While there has long been Constitutional precedent for these programs, the Supreme Court has always evaluated them on a case-by-case basis, and has sometimes struck them down.
The landmark case that established a legal precedent for affirmative action in higher education was University of California v. Bakke in 1978. Allan Bakke, a white man, was in his mid-30s when he applied to 12 medical schools, including University of California Medical School at Davis. After all of these school rejected him, Bakke sued the school at Davis—which had rejected him twice—because he argued that the school had discriminated against him by admitting students of color with lower medical scores than his.
At the time, Davis’ medical school reserved 16 out of 100 spots in each year’s new class for students of color. In that case, the question posed to the court was whether the policy violated the 14th Amendment’s equal protection clause and the Civil Rights Act of 1964.

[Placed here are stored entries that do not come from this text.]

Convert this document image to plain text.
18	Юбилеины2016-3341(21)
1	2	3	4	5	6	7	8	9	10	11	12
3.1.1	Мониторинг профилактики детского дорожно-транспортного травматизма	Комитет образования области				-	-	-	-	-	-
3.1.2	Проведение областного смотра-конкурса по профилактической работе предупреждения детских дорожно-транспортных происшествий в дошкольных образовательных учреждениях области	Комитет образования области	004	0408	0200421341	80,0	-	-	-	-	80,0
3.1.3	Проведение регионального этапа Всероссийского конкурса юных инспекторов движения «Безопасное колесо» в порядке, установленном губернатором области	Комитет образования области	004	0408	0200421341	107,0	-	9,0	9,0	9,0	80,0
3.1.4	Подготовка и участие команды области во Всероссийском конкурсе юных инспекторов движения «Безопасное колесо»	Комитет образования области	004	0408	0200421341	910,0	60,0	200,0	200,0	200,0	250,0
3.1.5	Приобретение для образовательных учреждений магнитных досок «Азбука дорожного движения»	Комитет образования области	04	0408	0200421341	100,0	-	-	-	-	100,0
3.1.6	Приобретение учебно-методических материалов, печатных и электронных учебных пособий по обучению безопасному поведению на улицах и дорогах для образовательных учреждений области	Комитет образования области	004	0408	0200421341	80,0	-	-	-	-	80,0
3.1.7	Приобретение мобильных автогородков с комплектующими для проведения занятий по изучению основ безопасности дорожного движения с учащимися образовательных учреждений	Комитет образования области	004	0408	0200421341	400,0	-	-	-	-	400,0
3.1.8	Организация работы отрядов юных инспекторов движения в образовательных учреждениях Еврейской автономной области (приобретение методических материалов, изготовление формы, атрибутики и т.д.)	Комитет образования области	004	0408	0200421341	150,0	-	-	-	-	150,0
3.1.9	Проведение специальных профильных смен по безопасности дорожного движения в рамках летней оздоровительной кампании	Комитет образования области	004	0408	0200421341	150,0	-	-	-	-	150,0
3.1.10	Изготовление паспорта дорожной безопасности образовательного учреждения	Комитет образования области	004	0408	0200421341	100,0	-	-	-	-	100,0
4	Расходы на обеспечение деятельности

The court’s opinion? “No and yes,” according to Oyez, a law project by Cornell’s Legal Information Institute and other organizations. That’s because even though the court determined “the use of race as a criterion in admissions decisions in higher education was constitutionally permissible,” it ruled that racial quotas were not, and ordered the school to admit Bakke. In other words, the court said that affirmative action was okay in some contexts, but not that specific one. Today, the University of California has no affirmative action policy.
The response to the decision was mixed because it disappointed both sides of the debate. Supporters of affirmative action called it a setback, while opponents were troubled that it had legitimized the use of race as a consideration in admissions. Bakke went on to graduate from the medical school at Davis and become an anesthesiologist. Because he eschews media attention, little is known about his life after the decision. When the news site SFGATE contacted him in 1998, Bakke said, “I have never spoken about this and don’t intend to do so now,” and hung up.

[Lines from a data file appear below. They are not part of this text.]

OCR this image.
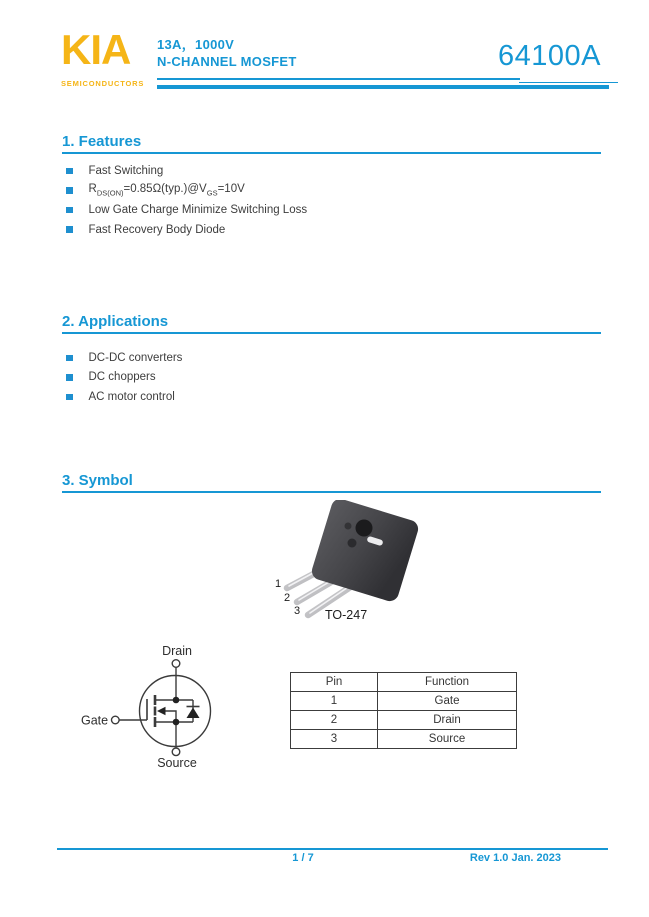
KIA
SEMICONDUCTORS
13A，1000V
N-CHANNEL MOSFET	64100A
1. Features
Fast Switching
$R_{DS(ON)}=0.85\Omega(typ.)@V_{GS}=10V$
Low Gate Charge Minimize Switching Loss
Fast Recovery Body Diode
2. Applications
DC-DC converters
DC choppers
AC motor control
3. Symbol
1
2
3 TO-247
Drain
Gate
Source
Pin	Function
1	Gate
2	Drain
3	Source
1 / 7	Rev 1.0 Jan. 2023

Since then, the Supreme Court has cited University of California v. Bakke to rule both for and against university affirmative action programs. In 2003, it used the case’s logic to uphold the University of Michigan Law School’s policy of considering applicants’ race, arguing that it did not discriminate against a rejected white applicant.

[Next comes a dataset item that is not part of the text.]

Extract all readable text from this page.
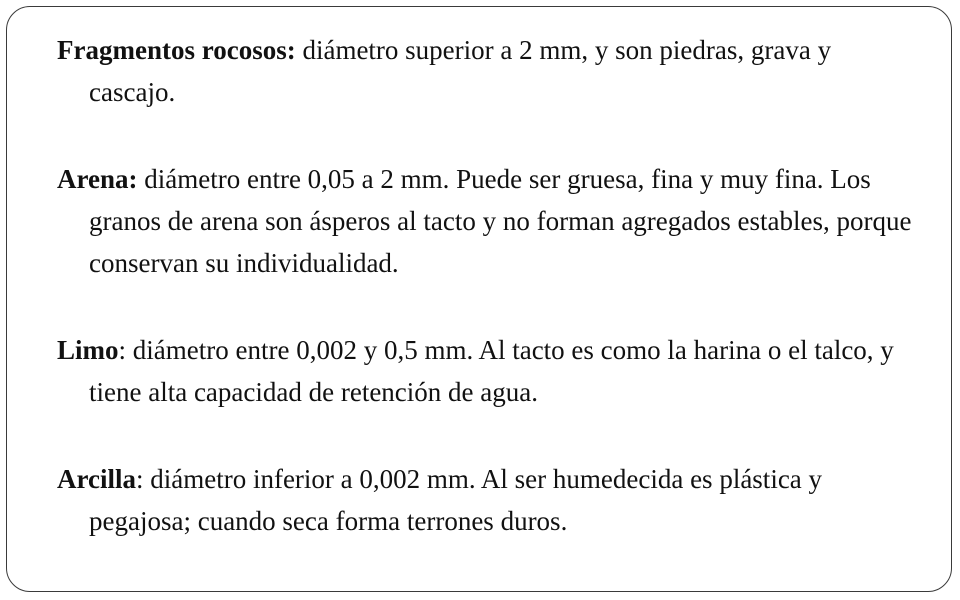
Fragmentos rocosos: diámetro superior a 2 mm, y son piedras, grava y cascajo.

Arena: diámetro entre 0,05 a 2 mm. Puede ser gruesa, fina y muy fina. Los granos de arena son ásperos al tacto y no forman agregados estables, porque conservan su individualidad.

Limo: diámetro entre 0,002 y 0,5 mm. Al tacto es como la harina o el talco, y tiene alta capacidad de retención de agua.

Arcilla: diámetro inferior a 0,002 mm. Al ser humedecida es plástica y pegajosa; cuando seca forma terrones duros.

The very same day, the court used the 1978 ruling to strike down the University of Michigan’s undergraduate affirmative action program in a different case. With that second decision, the court ruled that the university had discriminated against two white applicants by automatically giving non-white applicants 20 points on a 150-point admissions scale. The most recent Supreme Court ruling on this subject was 2016’s Fisher v. University of Texas, in which the court ruled that the university’s consideration of race had not resulted in discrimination against a rejected white applicant.
The complicated legal precedent for affirmative action programs paints an unclear picture of the future for these types of policies. According to The Atlantic, there are several pending lawsuits against other university affirmative action programs. And if the Justice Department proceeds with its plan, there will likely be many more.